2001: Virgin France 724381013229

  1. Tonton du Bled


  2. Ouaythelha


  3. Ssalvits Ayavehri

    Lounes Matoub

  4. Tella

    Djamel Allam

  5. Ourar

    Orchestre National de Barbès

  6. Tchek Mayluz

    Boudjema Agraw

  7. Akka I Dus

    Akli D

  8. Chtedouyi


  9. Azwaw 2

    Cheb Mami & Idir

  10. Ayen Rir

    Fehrat Imaziten Imula

  11. Vava Vehri

    100% Collègues

  12. Tighri N-Tasa

    Lounis Aït-Menguellet

  13. Tebbeg Riri Remix


  14. Scottish Mezwzed


  15. Ouine Raïha

    Kamel Messaoudi

  16. Matilid Yidi

    Djaffar Aït-Menguellet

  17. A Cheikh Mokrane

    Abdel Kader Chaou

  18. La Tarara

    Radio Tarifa

I tend to forget how much fun this compilation of contemporary Mahgreb music is even though it was so good that a coworker of mine had me order a copy (from for her and she keeps it at the office, ready to play at any moment.

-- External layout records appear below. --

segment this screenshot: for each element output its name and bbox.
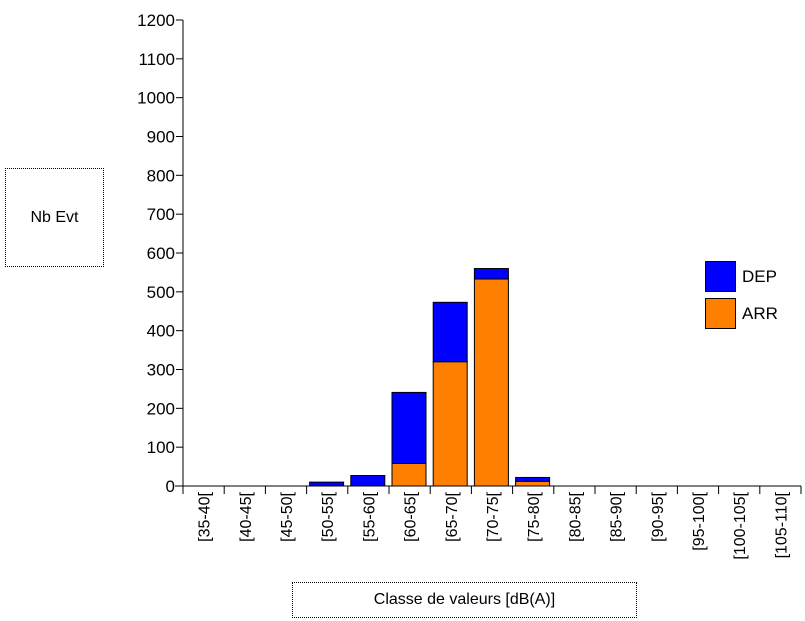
x-tick-label: [60-65[: [403, 491, 420, 541]
x-tick-label: [45-50[: [279, 491, 296, 541]
y-axis-label: Nb Evt: [5, 168, 104, 267]
y-tick-label: 500: [147, 283, 175, 302]
x-tick-label: [65-70[: [444, 491, 461, 541]
bar-dep: [473, 268, 509, 280]
y-tick-label: 300: [147, 361, 175, 380]
y-axis: 0 100 200 300 400 500 600 700 800 900 1000 1100 1200: [137, 11, 184, 496]
x-axis-label-text: Classe de valeurs [dB(A)]: [373, 591, 556, 608]
legend-swatch-dep: [705, 261, 736, 292]
y-tick-label: 800: [147, 166, 175, 185]
bars: [309, 268, 551, 487]
bar-dep: [515, 476, 551, 482]
x-tick-label: [50-55[: [320, 491, 337, 541]
y-tick-label: 400: [147, 322, 175, 341]
x-tick-label: [40-45[: [238, 491, 255, 541]
bar-arr: [473, 278, 509, 487]
y-tick-label: 1100: [138, 50, 175, 69]
y-tick-label: 0: [166, 477, 175, 496]
bar-dep: [432, 301, 468, 363]
y-tick-label: 600: [147, 244, 175, 263]
bar-dep: [391, 391, 427, 464]
y-tick-label: 1000: [137, 89, 175, 108]
x-tick-label: [75-80[: [526, 491, 543, 541]
x-axis: [35-40[ [40-45[ [45-50[ [50-55[ [55-60[ [60-6…: [175, 485, 802, 560]
legend: DEP ARR: [705, 258, 805, 332]
x-tick-label: [100-105[: [732, 491, 749, 559]
legend-item-arr: ARR: [705, 295, 805, 332]
x-tick-label: [70-75[: [485, 491, 502, 541]
y-tick-label: 700: [147, 205, 175, 224]
bar-arr: [432, 361, 468, 487]
x-tick-label: [85-90[: [609, 491, 626, 541]
x-axis-label: Classe de valeurs [dB(A)]: [292, 582, 637, 618]
y-tick-label: 1200: [137, 11, 175, 30]
x-tick-label: [80-85[: [567, 491, 584, 541]
legend-item-dep: DEP: [705, 258, 805, 295]
bar-arr: [391, 462, 427, 487]
y-tick-label: 200: [147, 399, 175, 418]
legend-label-dep: DEP: [742, 266, 777, 286]
legend-label-arr: ARR: [742, 303, 778, 323]
bar-arr: [515, 480, 551, 487]
x-tick-label: [95-100[: [691, 491, 708, 550]
x-tick-label: [55-60[: [361, 491, 378, 541]
bar-dep: [350, 475, 386, 487]
y-tick-label: 900: [147, 128, 175, 147]
y-axis-label-text: Nb Evt: [30, 208, 79, 226]
x-tick-label: [35-40[: [197, 491, 214, 541]
x-tick-label: [105-110[: [773, 491, 790, 558]
bar-dep: [309, 481, 345, 487]
y-tick-label: 100: [147, 438, 175, 457]
x-tick-label: [90-95[: [650, 491, 667, 541]
legend-swatch-arr: [705, 298, 736, 329]
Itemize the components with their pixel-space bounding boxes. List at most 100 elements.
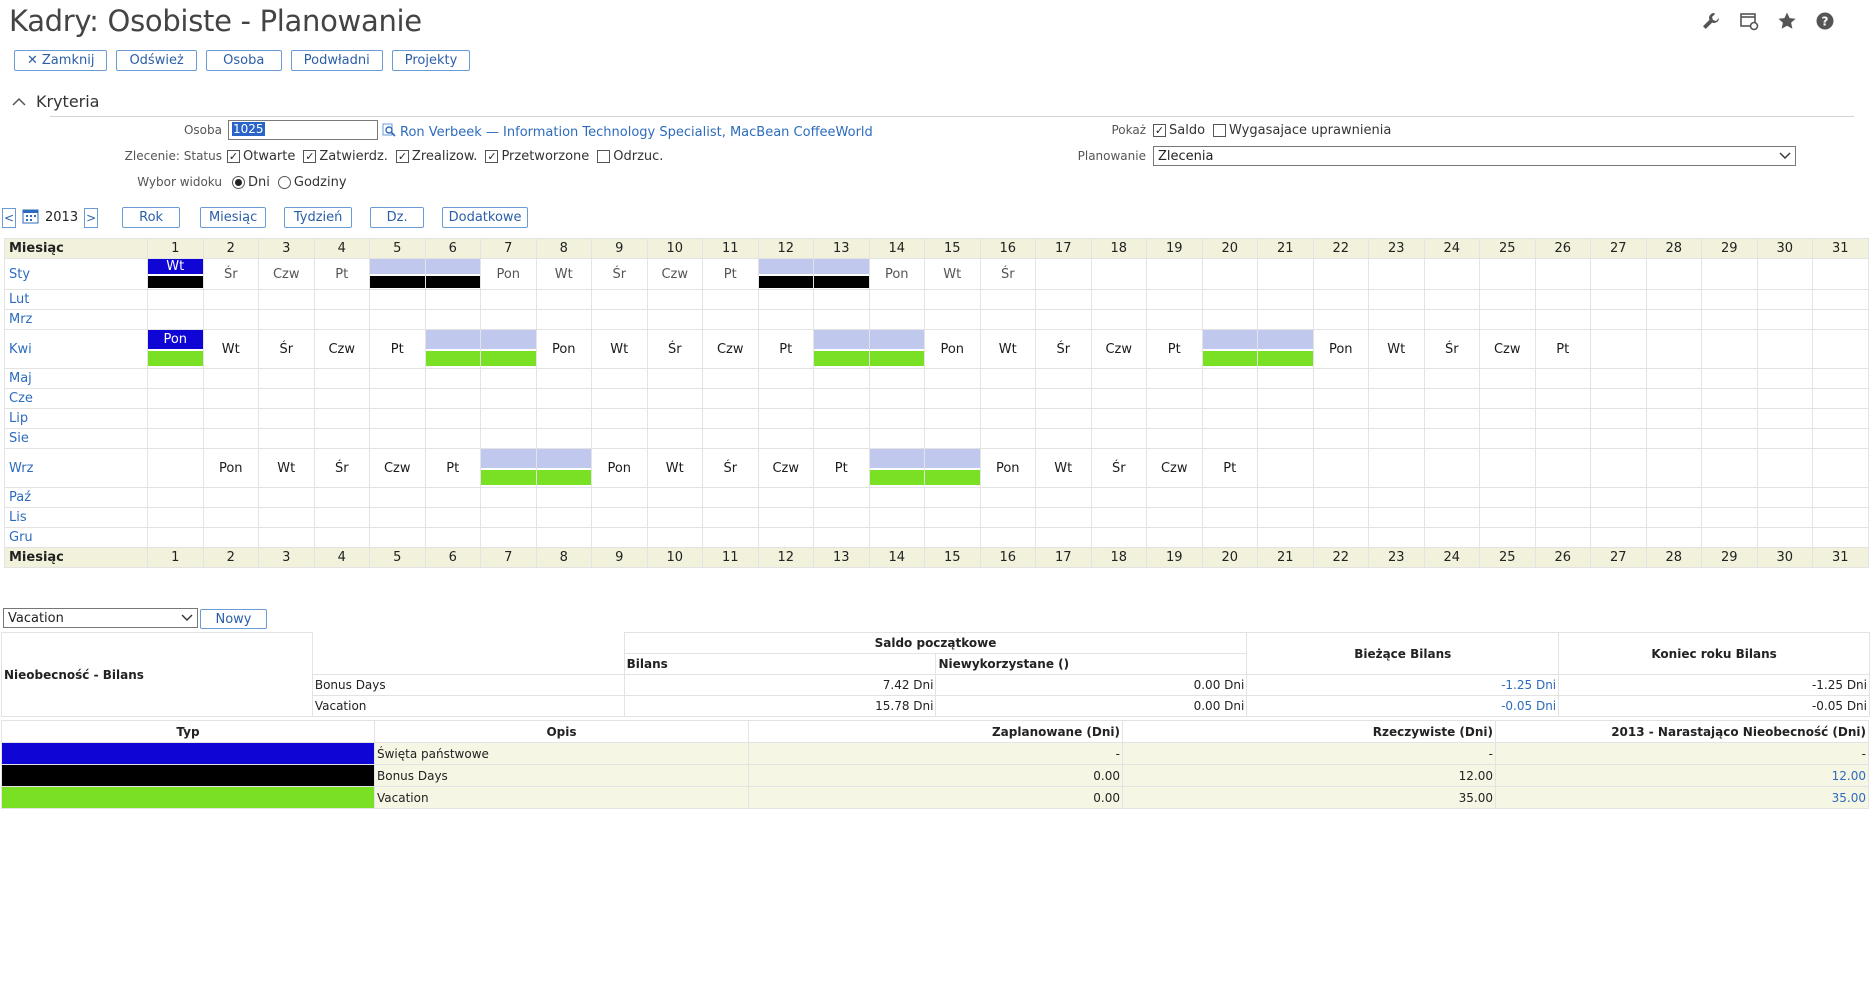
day-cell[interactable] [424,408,481,429]
day-cell[interactable] [1756,408,1813,429]
day-cell[interactable] [1645,388,1702,409]
day-cell[interactable] [1312,368,1369,389]
day-cell[interactable]: Pt [1146,329,1203,369]
day-cell[interactable]: Pon [868,258,925,290]
day-cell[interactable] [202,428,259,449]
day-cell[interactable] [1312,507,1369,528]
day-cell[interactable] [313,428,370,449]
day-cell[interactable] [1645,258,1702,290]
day-cell[interactable]: Czw [258,258,315,290]
row-current-link[interactable]: -0.05 Dni [1246,695,1560,717]
day-cell[interactable] [1312,388,1369,409]
day-cell[interactable] [1756,388,1813,409]
day-cell[interactable] [1756,487,1813,508]
day-cell[interactable]: Śr [1090,448,1147,488]
day-cell[interactable] [1534,258,1591,290]
day-cell[interactable]: Pon [202,448,259,488]
day-cell[interactable] [1590,258,1647,290]
day-cell[interactable] [1590,388,1647,409]
day-cell[interactable] [868,289,925,310]
month-label-link[interactable]: Wrz [4,448,148,488]
star-icon[interactable] [1776,10,1798,32]
day-cell[interactable] [1368,309,1425,330]
day-cell[interactable] [258,388,315,409]
day-cell[interactable] [1701,507,1758,528]
day-cell[interactable] [1479,507,1536,528]
day-cell[interactable] [1812,258,1869,290]
day-cell[interactable] [1312,428,1369,449]
day-cell[interactable] [480,309,537,330]
day-cell[interactable] [480,368,537,389]
day-cell[interactable] [535,388,592,409]
day-cell[interactable] [813,388,870,409]
day-cell[interactable] [1368,388,1425,409]
day-cell[interactable] [1035,309,1092,330]
day-cell[interactable] [313,527,370,548]
day-cell[interactable] [979,368,1036,389]
day-cell[interactable] [369,428,426,449]
day-cell[interactable] [1312,309,1369,330]
day-cell[interactable] [1479,309,1536,330]
day-cell[interactable] [1534,289,1591,310]
help-icon[interactable]: ? [1814,10,1836,32]
projects-button[interactable]: Projekty [391,50,471,71]
day-cell[interactable] [1812,527,1869,548]
day-cell[interactable] [1201,408,1258,429]
day-cell[interactable]: Śr [979,258,1036,290]
day-cell[interactable] [258,527,315,548]
day-cell[interactable] [813,258,870,290]
day-cell[interactable] [202,368,259,389]
day-cell[interactable] [1756,428,1813,449]
day-cell[interactable] [979,507,1036,528]
day-cell[interactable] [757,388,814,409]
day-cell[interactable]: Śr [646,329,703,369]
month-label-link[interactable]: Gru [4,527,148,548]
day-cell[interactable] [868,527,925,548]
day-cell[interactable]: Śr [313,448,370,488]
day-cell[interactable]: Wt [202,329,259,369]
day-cell[interactable] [147,507,204,528]
day-cell[interactable] [646,527,703,548]
day-cell[interactable] [313,289,370,310]
day-cell[interactable] [1146,487,1203,508]
day-cell[interactable] [979,527,1036,548]
day-cell[interactable] [202,289,259,310]
day-cell[interactable] [702,309,759,330]
day-cell[interactable] [1368,428,1425,449]
day-cell[interactable] [202,388,259,409]
month-label-link[interactable]: Lis [4,507,148,528]
day-cell[interactable]: Pon [591,448,648,488]
day-cell[interactable] [1257,309,1314,330]
day-cell[interactable] [1534,448,1591,488]
view-day-button[interactable]: Dz. [370,207,425,228]
show-balance-checkbox[interactable]: ✓ Saldo [1153,123,1206,138]
day-cell[interactable] [757,258,814,290]
day-cell[interactable] [1756,258,1813,290]
day-cell[interactable] [757,527,814,548]
day-cell[interactable] [702,388,759,409]
day-cell[interactable] [757,507,814,528]
day-cell[interactable] [1479,289,1536,310]
day-cell[interactable] [535,309,592,330]
day-cell[interactable] [1756,289,1813,310]
day-cell[interactable]: Śr [1035,329,1092,369]
day-cell[interactable]: Śr [202,258,259,290]
day-cell[interactable] [424,329,481,369]
day-cell[interactable] [313,388,370,409]
day-cell[interactable] [1312,487,1369,508]
month-label-link[interactable]: Lut [4,289,148,310]
day-cell[interactable] [1590,329,1647,369]
day-cell[interactable] [1701,428,1758,449]
day-cell[interactable] [1701,289,1758,310]
day-cell[interactable]: Śr [1423,329,1480,369]
day-cell[interactable] [1756,527,1813,548]
day-cell[interactable]: Czw [369,448,426,488]
day-cell[interactable] [1590,487,1647,508]
day-cell[interactable]: Czw [1479,329,1536,369]
day-cell[interactable] [1035,388,1092,409]
day-cell[interactable] [147,448,204,488]
day-cell[interactable] [1756,309,1813,330]
next-year-button[interactable]: > [84,207,99,228]
day-cell[interactable] [1090,368,1147,389]
day-cell[interactable] [1701,487,1758,508]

It was my introduction to l’Orchestre Nationale de Barbès, whose smashing Poulina CD I do think to play more often, and because I’m a Zebda fan I recognized the voices of the Amokrane brothers on the track by 100% Collègues, “Vava Vehri.” The bulk of the other groups on this album I’m not familiar with but certainly have stellar examples here of their work to compel me to check them out further.

There are some mighty groovelicious tracks on here, irresistably dance-triggering, among them the aforementioned ONB track “Ourar,” the hot-but-suave “Tchek Mayluz” from Boudjema Agraw, and the conceptually trippy but righteously boppin’ combination of Celtic and Berber worlds on Mugar’s all-too-brief “Scottish Mezwzed.” “Azwaw 2” is, as I read somewhere a few years ago, a sort of joining of not-quite-estranged musical directions, and certainly the fact that it features Cheb Mami is of note; whatever its story, it’s a strong, confident, solidly-paced number that’s beautiful to listen to.

In fact all of the album is beautiful to listen to (with the exception of that opening track, which is a kind of sloppy-context rap number); between the dance-manic numbers cited above is a fine array of very melodic glimpses of modern Northwest Africa.